By contrast, Catholicism flowers in nature, transforming and elevating not only man himself but man’s culture. The astonishing achievements of Catholic culture over two millennia—in art and literature, sculpture and architecture, education and government, work and play, fast and feast—are one and all rooted in the Incarnational principle. The sense that the human body is itself a repository of grace, a temple of the Holy Spirit, fosters a unique Catholic mode of being in which the mind and spirit are never alone, never cut off. Rather man worships God in his body, and carries all of nature beyond itself in the quest to fulfill the very end of religion, which is for all creation to give glory to God.
Not in the abstract, then, is Catholic salvation worked out, but in the concrete; not in the general, but in the particular.
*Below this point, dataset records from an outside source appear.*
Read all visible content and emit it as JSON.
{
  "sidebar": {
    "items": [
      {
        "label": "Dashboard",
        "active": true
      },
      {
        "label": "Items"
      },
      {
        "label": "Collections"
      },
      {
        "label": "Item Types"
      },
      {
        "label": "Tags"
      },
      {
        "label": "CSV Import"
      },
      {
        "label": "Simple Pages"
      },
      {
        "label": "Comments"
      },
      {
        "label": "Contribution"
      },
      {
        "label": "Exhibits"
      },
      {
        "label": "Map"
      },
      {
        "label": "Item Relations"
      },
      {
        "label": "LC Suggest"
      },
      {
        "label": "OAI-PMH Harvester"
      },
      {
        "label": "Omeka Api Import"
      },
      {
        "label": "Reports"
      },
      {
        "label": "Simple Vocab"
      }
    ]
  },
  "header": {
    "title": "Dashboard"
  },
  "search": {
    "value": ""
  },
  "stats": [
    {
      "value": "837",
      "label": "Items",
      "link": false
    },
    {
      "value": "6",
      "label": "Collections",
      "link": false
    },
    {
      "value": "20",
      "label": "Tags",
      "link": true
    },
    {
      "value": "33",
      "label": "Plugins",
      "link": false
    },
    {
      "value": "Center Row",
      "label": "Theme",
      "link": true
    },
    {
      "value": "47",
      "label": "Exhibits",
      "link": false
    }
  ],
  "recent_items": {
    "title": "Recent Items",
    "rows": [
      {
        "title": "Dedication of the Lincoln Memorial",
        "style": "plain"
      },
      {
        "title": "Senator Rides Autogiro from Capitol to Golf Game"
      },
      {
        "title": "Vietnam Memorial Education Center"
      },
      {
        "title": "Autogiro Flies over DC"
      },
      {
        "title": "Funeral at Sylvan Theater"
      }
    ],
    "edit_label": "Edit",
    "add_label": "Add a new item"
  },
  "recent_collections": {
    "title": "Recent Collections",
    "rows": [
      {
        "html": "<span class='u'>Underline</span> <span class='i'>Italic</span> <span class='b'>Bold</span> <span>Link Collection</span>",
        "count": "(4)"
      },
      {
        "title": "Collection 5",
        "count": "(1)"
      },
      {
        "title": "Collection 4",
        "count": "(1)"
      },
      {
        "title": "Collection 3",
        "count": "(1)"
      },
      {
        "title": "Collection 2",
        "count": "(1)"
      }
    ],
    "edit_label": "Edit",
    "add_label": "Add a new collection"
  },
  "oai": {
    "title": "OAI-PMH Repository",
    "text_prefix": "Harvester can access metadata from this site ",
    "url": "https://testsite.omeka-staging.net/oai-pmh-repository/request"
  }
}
The Catholic vision is not one of being “attached” to Christ, but of “putting on” Christ (Gal 3:27), not one of merely receiving an external gift, but of living the Christ life deep within—so that I live, no not I, but Christ lives in me (Gal 2:20). Each virtue is cultivated, each habit transformed and elevated, each relationship purified, each work ennobled. And the power for this continuous transformation is nourished—no, actually ingested—and formed into community through the Eucharist, the Word quite literally made Flesh, the Body and Blood really and actually present, not in figure or even in grace alone, but in its very substance.
Every Catholic is called to a life-long process of incorporating (I choose the word advisedly) his whole self, body and soul, into Christ, and not only his self but his loves, his labors, his own small creations, and the entire world over which he has been given dominion. This project, in which no detail is neglected or flattened, and no element lost or discarded, is unique to Catholicism. As I have said, it is a project rooted in the Incarnational principle. But even the Incarnational principle is not so much explained as demonstrated, not so much taught as lived. It was lived first by Christ Himself, born of Mary and protected by Joseph, in Bethlehem, in a stable, in a manger—and so at length in us.